Five-year-old Maggie Swanson holds a Nexus tablet computer up to a small colorful drawing of a turtle. The tiny blonde girl scans a paper barcode next to the picture and a recording of her own voice pops up on the tablet screen.
“When a turtle gets very scared, it can pop his head right back in its shell,” she says in the recording.
Maggie looks happy to hear herself.
“It’s me,” she says.
This innovative interactive mural is the work of Sandia Vista Elementary kindergarten teacher Michelle Garmon, an instructional technology pro who constantly looks for ways to build students’ computer skills.
Last year, Garmon was named a local Public Broadcasting Service Digital Innovator, an award that comes with free monthly trainings and access to digital media.
She used her new skills to create the pond storyboard incorporating the voices of her class.
First, the kids studied aquatic life such as fish, cattails, ducks and turtles. Then Garmon used her laptop’s Audacity program to record the students explaining what they had learned in their own words.
The project built the children’s vocabularies, digital skills and science knowledge – and it allowed them to share their own feelings; for instance, cattails look a lot like corn dogs.
“They loved working on this – they all had a hand in it,” Garmon said. “I get goosebumps when they really want to learn.”

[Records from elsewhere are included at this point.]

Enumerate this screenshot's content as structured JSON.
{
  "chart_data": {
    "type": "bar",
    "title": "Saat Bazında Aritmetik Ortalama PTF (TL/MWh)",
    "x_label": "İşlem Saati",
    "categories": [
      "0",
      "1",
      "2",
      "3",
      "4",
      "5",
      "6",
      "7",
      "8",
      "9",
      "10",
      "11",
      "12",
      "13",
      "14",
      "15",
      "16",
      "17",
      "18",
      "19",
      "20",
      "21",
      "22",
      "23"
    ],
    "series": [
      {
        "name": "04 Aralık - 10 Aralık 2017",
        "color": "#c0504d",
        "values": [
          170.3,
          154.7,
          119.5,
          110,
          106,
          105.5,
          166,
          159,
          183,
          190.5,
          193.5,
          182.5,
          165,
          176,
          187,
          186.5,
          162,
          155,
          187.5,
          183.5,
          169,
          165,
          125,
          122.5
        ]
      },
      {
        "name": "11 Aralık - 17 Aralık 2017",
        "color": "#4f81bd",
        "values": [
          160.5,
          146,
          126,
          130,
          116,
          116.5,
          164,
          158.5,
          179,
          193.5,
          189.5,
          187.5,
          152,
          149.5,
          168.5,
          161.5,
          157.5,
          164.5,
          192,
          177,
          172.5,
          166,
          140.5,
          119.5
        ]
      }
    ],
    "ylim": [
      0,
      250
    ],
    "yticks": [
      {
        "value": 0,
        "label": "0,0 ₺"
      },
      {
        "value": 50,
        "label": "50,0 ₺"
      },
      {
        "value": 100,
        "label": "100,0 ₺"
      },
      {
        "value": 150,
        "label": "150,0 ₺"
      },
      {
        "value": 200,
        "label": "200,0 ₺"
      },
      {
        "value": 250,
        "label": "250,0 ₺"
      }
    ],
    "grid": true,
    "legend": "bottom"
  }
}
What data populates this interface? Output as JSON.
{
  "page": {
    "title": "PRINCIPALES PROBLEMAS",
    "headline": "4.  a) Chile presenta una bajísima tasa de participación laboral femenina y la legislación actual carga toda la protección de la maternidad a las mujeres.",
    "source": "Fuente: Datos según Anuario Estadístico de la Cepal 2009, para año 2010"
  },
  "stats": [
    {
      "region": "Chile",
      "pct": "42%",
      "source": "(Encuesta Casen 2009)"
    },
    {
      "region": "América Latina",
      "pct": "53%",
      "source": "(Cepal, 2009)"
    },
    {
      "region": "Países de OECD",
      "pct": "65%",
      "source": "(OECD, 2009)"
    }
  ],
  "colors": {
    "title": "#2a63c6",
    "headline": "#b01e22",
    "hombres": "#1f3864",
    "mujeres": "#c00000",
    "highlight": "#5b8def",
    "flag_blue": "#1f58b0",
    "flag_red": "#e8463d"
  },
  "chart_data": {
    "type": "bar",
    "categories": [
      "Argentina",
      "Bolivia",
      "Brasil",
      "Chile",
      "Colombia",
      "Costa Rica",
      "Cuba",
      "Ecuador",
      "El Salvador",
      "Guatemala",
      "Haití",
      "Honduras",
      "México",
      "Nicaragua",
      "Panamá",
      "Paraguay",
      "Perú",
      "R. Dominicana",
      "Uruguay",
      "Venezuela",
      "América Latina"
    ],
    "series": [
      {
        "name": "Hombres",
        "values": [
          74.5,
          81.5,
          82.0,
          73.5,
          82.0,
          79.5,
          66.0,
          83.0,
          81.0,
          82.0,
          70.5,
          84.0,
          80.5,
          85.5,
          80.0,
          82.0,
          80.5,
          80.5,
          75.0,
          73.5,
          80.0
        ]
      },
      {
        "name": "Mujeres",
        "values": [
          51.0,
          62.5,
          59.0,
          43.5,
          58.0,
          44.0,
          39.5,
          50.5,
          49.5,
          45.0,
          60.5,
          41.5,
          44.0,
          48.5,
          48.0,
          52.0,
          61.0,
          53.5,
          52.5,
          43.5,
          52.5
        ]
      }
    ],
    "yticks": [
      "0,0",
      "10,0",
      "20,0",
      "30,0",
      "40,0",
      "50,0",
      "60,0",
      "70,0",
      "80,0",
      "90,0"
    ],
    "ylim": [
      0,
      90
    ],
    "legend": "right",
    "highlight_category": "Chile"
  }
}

PBS was also impressed with the storyboard.
Garmon’s project was recently featured on the organization’s national blog for innovative teaching.
Garmon, a lifelong fan of “Sesame Street,” said she jumped up and down when she heard they were interested.
“I almost fell out of my chair,” she added. “There are a lot of really good things happening in education right now, and it is kind of overshadowed by the bad. It’s good for me and good for the class and the state of New Mexico.”
Next, Garmon will work on a Thanksgiving mural project that incorporates recordings of the kids talking about gratitude.
“These projects take the walls away from the classroom and lets the world in,” she said. “It’s so inspiring to me.”